24 Şubat 2023 Cuma

Göç ve oryantalizmin ötekisi

 İnsanların coğrafi ve fiziksel olarak yaşadıkları mekanları, evlerini ve yurtlarını kapsamlı bir şekilde değiştirmelerine "göç" dendiğini biliyoruz. Özellikle Suriye İç Savaşı sonrası Türkiye kamuoyundaki birçok önemli siyasi tartışmada gündeme gelen Suriyeli göçmenler konusundan tutun da başta Afganistan olmak üzere dünyanın diğer birçok çatışma bölgesinde yaşanan insan hareketliliğine varıncaya kadar genellikle savaş sebebiyle can güvenliğinin tehlikede olması dolayısıyla yaşanan göç tipinin "zorunlu göç" olarak tasnif edildiğini de. Doğal afetler sonrası gerçekleşen göçlerin de zorunlu göç kapsamında değerlendirilebileceği düşünülebilir tabii ki. Büyük depremler, kuraklıklar, heyelanlar, yangınlar sonrasında da birçok göç yaşanmıştır. Elbette zorunlu göçlerin yanı sıra eğitim, iş vb. daha iyi hayat koşullarına kavuşabilmek için yapılmış gönüllü göçler de vardır.

Bu türlü tasnifler haricinde iç göç-dış göç, kalıcı ve geçici göç gibi tasnifler de bulunur. Sözgelimi Türk toplumunun 1950 yılında yüzde 25 oranındaki şehirleşmesinin günümüzde handiyse yüzde 90'ların üstüne çıktığını biliyoruz. Kırdan kente iş, eğitim vb. saiklerle gerçekleşen bu değişimin göçler olmaksızın açıklanmasının mümkün olmadığı da ortadadır.

Göç ve edebiyat

Yalnızca siyasal tartışmalarda gözde bir tema olarak değil, sanattan edebiyata iktisattan organize suçlara dek birçok alanda söz konusu edilebilecek merkezi bir tema olarak görülebilecek göç çerçevesinde hazırlanan Tezkire'nin 81. sayısı yayınlandı. Derginin gündem bölümünde yer alan üç yazının ilkinde Yasin Aktay, Türkiye'ye Suriye'den gelen yoğun göçün siyasal ve toplumsal bir değerlendirmesini yapıyor. İnsanın büyük ölçüde doğduğu topraklardan uzaklaşmasıyla gerçek anlamda varoluşsal bir nitelik kazandığını işaret eden Aktay yazısında göçün sorunlarıyla birlikte gelmesine karşın Türkiye'nin göreli gücü, tarihsel ve jeostratejik konumu ve refahıyla ilgili olduğunun da unutulmaması gerektiğini vurguluyor.
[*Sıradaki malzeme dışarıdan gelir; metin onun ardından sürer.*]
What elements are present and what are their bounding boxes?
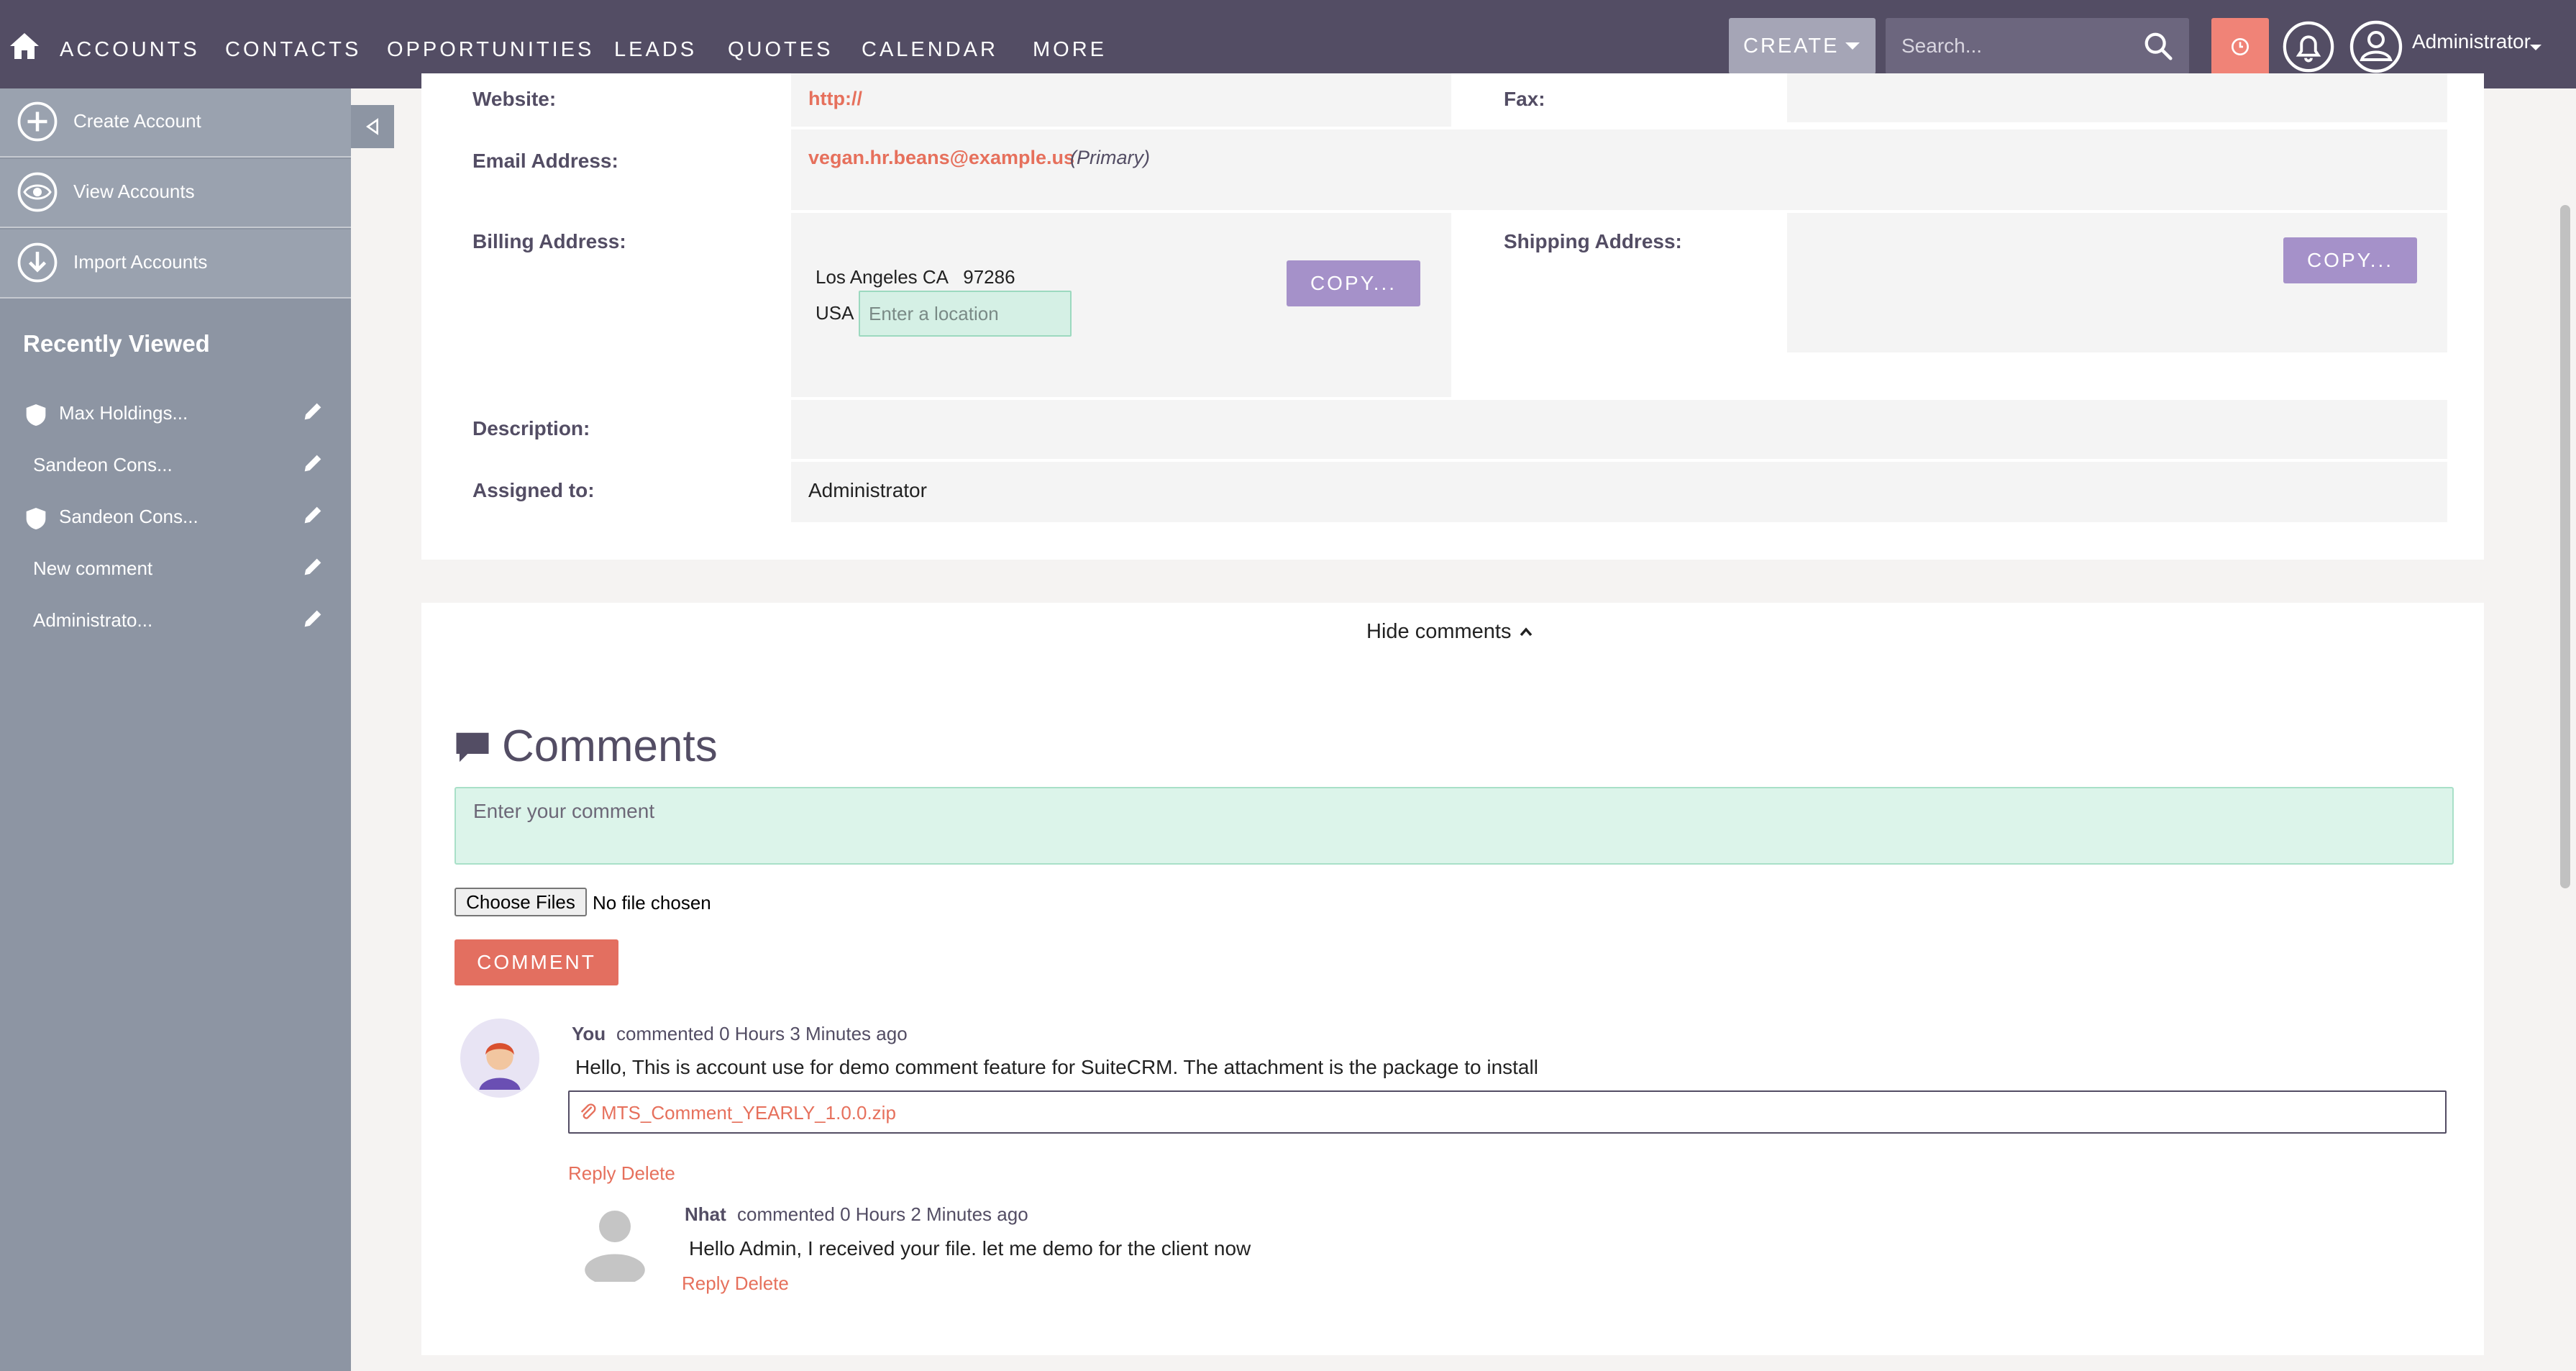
nav-quotes[interactable]: QUOTES	[728, 36, 833, 63]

Gündem kısmında yer alan diğer yazılarda Muhammed Hüküm göç ve edebiyat ilişkisi üstünde yoğunlaşırken Kerim Alptekin de "Kamusal Maneviyat" konusunu işliyor.

Dergide yer alan dokuz araştırma makalesinde göç, göç literatürü, kentleşme, toplumsal hafıza, Yemen Edebiyatı, Azerbaycan-Ermenistan gerilimi kapsamında yaşanan sorunlar, Venezüela'nın bitmek bilmeyen siyasi sorunları ve Latin Amerika'daki göç sorunu, oryantalizmin bir öteki olarak kurguladığı Doğulu Müslüman kadın imgesi, Fırat Kalkanı bölgesinde uygulanan sosyal politikalar irdeleniyor. Makalelerin sahipleri ise Yahya Aydın, M. Sinan Karabıyık, Şeyma Tamer, Adem Ü. Çatalbaş, Mesut Emre Balcı, Zeynep Badem, Betül Karakoyunlu & Müşerref Yardım, Lala Naghiyeva ve Abdülkadir Sarıbay.

Dergideki söyleşi bölümünde ise Hande Ustamahmut ile Esra Aydemir, Yusuf Adıgüzel'le göçe tarihsel bir perspektifle ele alan bir röportaj gerçekleştirmişler. Söyleşide Adıgüzel, ırkçılığın Türkiye'ye yapılabilecek en büyük ihanet olduğunun altını çiziyor.

Dergide ayrıca kitap incelemeleri, tanıtım ve değiniler de yer alıyor.